Nouvel An : le choix corné­lien de la visite aux familles

Ira

Les fêtes du Nouvel An et les congés qui vont avec ne sont pas sans poser de problèmes aux couples travaillant loin de leur lieu de travail. Se rendre dans sa famille est en effet une tradi­tion, la diffi­cul­té étant de choi­sir entre celle du mari ou celle de l’épouse. Chacune des deux parties dési­rant accueillir l’enfant né de cette union, les conflits sont nombreux et ont pour effet de créer une ambiance explo­sive dans bien des couples.

Si parta­ger les deux semaines de congés entre les deux familles est aisé lorsque les distances entre celles-ci sont raison­nables, il en est tout autre­ment lorsque des milliers de kilo­mètres séparent les lieux de nais­sance des deux époux, obli­geant ainsi à faire un choix qui n’est pas sans créer de tensions. S’il existe deux solu­tions qui sont pour la première de ne rendre visite à aucune des deux familles et de rester sage­ment à la maison, la deuxième étant d’aller voir une des familles une année sur deux, bon nombre de grands-parents ne l’entendent pas de cette oreille.

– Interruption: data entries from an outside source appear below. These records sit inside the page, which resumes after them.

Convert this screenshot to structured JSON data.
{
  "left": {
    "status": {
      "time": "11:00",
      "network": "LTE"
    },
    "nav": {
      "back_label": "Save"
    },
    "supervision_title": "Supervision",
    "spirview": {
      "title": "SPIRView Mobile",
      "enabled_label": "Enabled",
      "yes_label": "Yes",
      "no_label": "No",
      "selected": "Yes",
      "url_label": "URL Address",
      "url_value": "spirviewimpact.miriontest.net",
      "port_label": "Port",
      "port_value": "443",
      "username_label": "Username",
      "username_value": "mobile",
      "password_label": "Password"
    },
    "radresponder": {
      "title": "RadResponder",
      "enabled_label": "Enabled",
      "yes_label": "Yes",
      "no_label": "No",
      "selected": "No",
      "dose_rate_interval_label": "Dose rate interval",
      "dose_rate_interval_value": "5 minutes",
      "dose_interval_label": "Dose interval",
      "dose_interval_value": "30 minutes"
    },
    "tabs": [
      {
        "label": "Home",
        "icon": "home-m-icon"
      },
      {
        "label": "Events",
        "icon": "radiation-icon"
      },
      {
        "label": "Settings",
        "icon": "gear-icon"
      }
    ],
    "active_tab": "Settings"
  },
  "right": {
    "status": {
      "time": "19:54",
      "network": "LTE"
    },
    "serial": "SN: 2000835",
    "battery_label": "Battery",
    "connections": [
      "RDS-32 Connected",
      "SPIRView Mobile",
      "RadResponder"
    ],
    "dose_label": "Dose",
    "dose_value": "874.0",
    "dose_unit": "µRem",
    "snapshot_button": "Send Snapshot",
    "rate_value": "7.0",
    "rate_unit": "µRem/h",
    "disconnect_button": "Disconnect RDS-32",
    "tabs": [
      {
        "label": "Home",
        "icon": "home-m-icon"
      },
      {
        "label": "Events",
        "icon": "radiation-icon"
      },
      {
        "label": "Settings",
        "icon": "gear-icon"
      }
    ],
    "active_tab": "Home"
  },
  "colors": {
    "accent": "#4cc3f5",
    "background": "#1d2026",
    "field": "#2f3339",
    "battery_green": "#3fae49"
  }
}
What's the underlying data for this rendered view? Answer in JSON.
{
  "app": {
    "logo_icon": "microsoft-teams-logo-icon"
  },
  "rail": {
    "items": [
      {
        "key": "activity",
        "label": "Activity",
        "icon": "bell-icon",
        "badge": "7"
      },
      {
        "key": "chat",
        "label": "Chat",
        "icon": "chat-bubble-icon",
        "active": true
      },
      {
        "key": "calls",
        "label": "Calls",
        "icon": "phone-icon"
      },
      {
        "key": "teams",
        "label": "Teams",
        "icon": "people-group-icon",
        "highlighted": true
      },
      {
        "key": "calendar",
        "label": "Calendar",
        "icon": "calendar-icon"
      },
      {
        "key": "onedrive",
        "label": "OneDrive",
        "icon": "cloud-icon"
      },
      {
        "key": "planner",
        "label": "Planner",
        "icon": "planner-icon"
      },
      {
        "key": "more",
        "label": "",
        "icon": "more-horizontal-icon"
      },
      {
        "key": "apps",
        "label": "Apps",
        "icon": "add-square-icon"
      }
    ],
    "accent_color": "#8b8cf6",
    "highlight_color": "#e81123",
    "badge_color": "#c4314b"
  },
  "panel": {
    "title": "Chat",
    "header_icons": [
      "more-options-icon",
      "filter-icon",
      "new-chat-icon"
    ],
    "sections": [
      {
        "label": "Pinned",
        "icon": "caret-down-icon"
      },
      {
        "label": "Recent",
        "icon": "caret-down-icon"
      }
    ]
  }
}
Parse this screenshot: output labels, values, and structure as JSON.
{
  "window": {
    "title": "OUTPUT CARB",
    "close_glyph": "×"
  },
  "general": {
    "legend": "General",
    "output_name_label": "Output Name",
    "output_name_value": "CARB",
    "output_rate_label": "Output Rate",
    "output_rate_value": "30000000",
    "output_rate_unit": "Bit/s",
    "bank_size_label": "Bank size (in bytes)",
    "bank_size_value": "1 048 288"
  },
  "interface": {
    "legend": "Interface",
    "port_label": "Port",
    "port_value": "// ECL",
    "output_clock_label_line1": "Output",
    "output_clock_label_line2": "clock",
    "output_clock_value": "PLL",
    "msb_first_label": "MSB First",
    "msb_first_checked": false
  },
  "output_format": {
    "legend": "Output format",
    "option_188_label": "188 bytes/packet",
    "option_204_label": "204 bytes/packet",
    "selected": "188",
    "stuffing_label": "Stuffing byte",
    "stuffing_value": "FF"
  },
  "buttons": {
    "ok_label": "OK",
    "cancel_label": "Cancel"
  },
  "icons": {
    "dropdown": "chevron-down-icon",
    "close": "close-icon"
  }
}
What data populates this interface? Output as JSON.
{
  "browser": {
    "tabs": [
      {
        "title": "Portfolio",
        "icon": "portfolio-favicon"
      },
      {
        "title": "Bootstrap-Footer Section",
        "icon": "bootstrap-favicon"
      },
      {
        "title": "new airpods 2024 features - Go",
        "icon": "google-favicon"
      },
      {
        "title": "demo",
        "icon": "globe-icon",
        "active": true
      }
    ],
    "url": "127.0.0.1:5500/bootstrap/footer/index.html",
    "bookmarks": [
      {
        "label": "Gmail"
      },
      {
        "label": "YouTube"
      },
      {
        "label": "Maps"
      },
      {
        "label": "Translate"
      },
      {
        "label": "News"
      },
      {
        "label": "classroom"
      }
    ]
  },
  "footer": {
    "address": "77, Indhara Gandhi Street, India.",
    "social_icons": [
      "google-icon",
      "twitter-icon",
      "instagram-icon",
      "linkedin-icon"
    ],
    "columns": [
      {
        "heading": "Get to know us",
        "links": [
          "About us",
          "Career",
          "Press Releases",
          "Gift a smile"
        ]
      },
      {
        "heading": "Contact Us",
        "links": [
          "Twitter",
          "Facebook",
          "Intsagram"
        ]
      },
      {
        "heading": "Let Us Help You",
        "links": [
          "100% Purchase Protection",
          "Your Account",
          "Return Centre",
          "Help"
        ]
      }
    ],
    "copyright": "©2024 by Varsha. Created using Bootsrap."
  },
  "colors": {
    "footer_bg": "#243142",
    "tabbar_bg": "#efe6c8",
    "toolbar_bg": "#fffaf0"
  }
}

Ceux du côté du mari ayant une prio­ri­té tradi­tion­nelle, l’épouse doit souvent se plier aux dési­rs de la famille par alliance tout en devant arron­dir les angles auprès de ses propres parents. Les discus­sions précé­dant la déci­sion finale sont parfois houleuses, arri­vant dans certains cas à briser le mariage lorsque l’épouse ne veut pas lâcher sur ce point visi­ble­ment crucial. Si de la part des grands-parents il est compré­hen­sible de dési­rer voir une fois par an l’enfant de son fils ou de sa fille, certains mettent une pres­sion telle qu’ils créent une ambiance des plus tendue jusqu’au moment où l’un des deux cède tout en négo­ciant cette cession en échange d’autres avan­tages.

Beau­coup de jeunes couples, tout en menant une vie appa­rem­ment plus moderne, se trouvent confron­tés à ce dilemme de la visite liée au Nouvel An, la tradi­tion repre­nant le dessus sur des origines que l’on a tenté de dissi­mu­ler au cours de l’année précé­dente. Les Chinois ont beau tenter de vivre de plus en plus à la manière occi­den­tale, lors des grandes occa­sions ils se doivent de respec­ter ce qui leur a été ensei­gné durant leur jeunesse en termes de respect des parents. Si une majo­ri­té se plie avec plai­sir à cette obli­ga­tion, l’épouse est bien souvent la sacri­fiée, ce que tant qu’elle ou ses parents savaient lors de la nais­sance de cet enfant. Il n’empêche toute­fois à ceux-ci de lutter pour inver­ser ce choix fait par la nature qui fait que l’homme a une incon­tes­table supé­rio­ri­té sur son épouse.

Si les choses changent un jour, ce sera sans doute grâce à des progrès tant tech­no­lo­giques que sociaux, les menta­li­tés n’évoluant elles que lente­ment, en Chine comme ailleurs. De meilleurs reve­nus, des modes de trans­port plus rapides et moins chers peuvent en effet gommer les distances et ainsi rappro­cher deux familles géogra­phi­que­ment très éloi­gnées. Les aéro­ports situés dans des villes de moyenne impor­tance desser­vies par des vols venant des quatre coins du pays peuvent ainsi solu­tion­né ce qui en Chine est un problème ances­tral. Si la poli­tique de l’enfant unique n’a fait que renfor­cer un état de fait lié à une certaine éduca­tion, ces progrès à venir pour­raient rapi­de­ment chan­ger ce qui est sans solu­tion et mène encore aujourd’hui à bien des affron­te­ments entre époux et familles de chacun d’entre eux.